In the '70s, Senator Baker worked with Democrat Ed Muskie of Maine to author the Clean Air Act and Clean Water Act, two cornerstones of environmental protection. In 1974, he showed his trial lawyer skills as a member of the Senate Watergate Committee and his commitment to his country in pursuing the truth about his friend Richard Nixon. In 1977, he led the way for the Panama Canal Treaty, an initiative of Democratic President Jimmy Carter – and one which may have cost Senator Baker his best shot at the Republican nomination for President in 1980. Once he became Senate Majority Leader in 1981, he continued to demonstrate the benefits of strategic civility, securing a debt ceiling increase needed by his President but opposed by many members of his caucus.
Haltom's stories about Baker's relationship with Democratic Leader Robert Byrd of West Virginia are particularly telling. After an informal agreement that they would try never to surprise one another, Minority Leader Baker met with Byrd every day in the well of the Senate to shake hands. Perhaps most important to the spirit of bipartisan cooperation he nurtured, Senator Baker arranged for Senator Byrd to play his fiddle on the stage of the Grand Ole Opry, with Roy Acuff looking on. Whatever the event may have lacked in musicality, it more than made up for in civility. Rather than move to the Majority Leader's "Taj Mahal" office occupied by Byrd after the 1980 election tipped the balance to the Republicans, Baker chose to stay in his father-in-law's former office (which he preferred in any event).
This is a book that should be of real interest to all Tennessee lawyers. Haltom doesn't ignore Howard Baker's successful career as a trial lawyer before he was elected Senator, including his more than 50 murder trials, none of which resulted in a death sentence. In fact, it's clear that many of the lessons Baker learned in country courthouses in East Tennessee served him well in Washington and beyond.

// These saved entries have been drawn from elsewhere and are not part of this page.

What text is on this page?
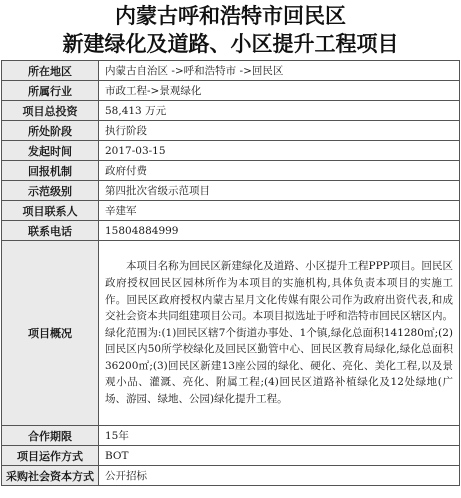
内蒙古呼和浩特市回民区
新建绿化及道路、小区提升工程项目
所在地区	内蒙古自治区 ->呼和浩特市 ->回民区
所属行业	市政工程->景观绿化
项目总投资	58,413 万元
所处阶段	执行阶段
发起时间	2017-03-15
回报机制	政府付费
示范级别	第四批次省级示范项目
项目联系人	辛建军
联系电话	15804884999
项目概况	本项目名称为回民区新建绿化及道路、小区提升工程PPP项目。回民区政府授权回民区园林所作为本项目的实施机构,具体负责本项目的实施工作。回民区政府授权内蒙古星月文化传媒有限公司作为政府出资代表,和成交社会资本共同组建项目公司。本项目拟选址于呼和浩特市回民区辖区内。绿化范围为:(1)回民区辖7个街道办事处、1个镇,绿化总面积141280㎡;(2)回民区内50所学校绿化及回民区勤管中心、回民区教育局绿化,绿化总面积36200㎡;(3)回民区新建13座公园的绿化、硬化、亮化、美化工程,以及景观小品、灌溉、亮化、附属工程;(4)回民区道路补植绿化及12处绿地(广场、游园、绿地、公园)绿化提升工程。

合作期限	15年
项目运作方式	BOT
采购社会资本方式	公开招标
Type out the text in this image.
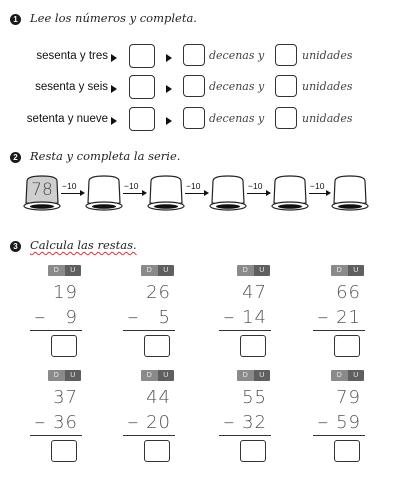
1 Lee los números y completa.
sesenta y tres	decenas y	unidades
sesenta y seis	decenas y	unidades
setenta y nueve	decenas y	unidades
2 Resta y completa la serie.
78	−10	−10	−10	−10	−10
3 Calcula las restas.
D	U
19
−	9
D	U
26
−	5
D	U
47
− 14
D	U
66
− 21
D	U
37
− 36
D	U
44
− 20
D	U
55
− 32
D	U
79
− 59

Thoroughly researched, breezily written and timely, The Other Fellow May Be Right is an important reminder that relentless partisanship and search-and-destroy tactics are not the only way to conduct the public's business – or our own. One Tennessean chose the opposite path and followed it to his country's highest offices and greatest honors.
Reprinted from the January 2015 issue of the Tennessee Bar Journal, a publication of the Tennessee Bar Association.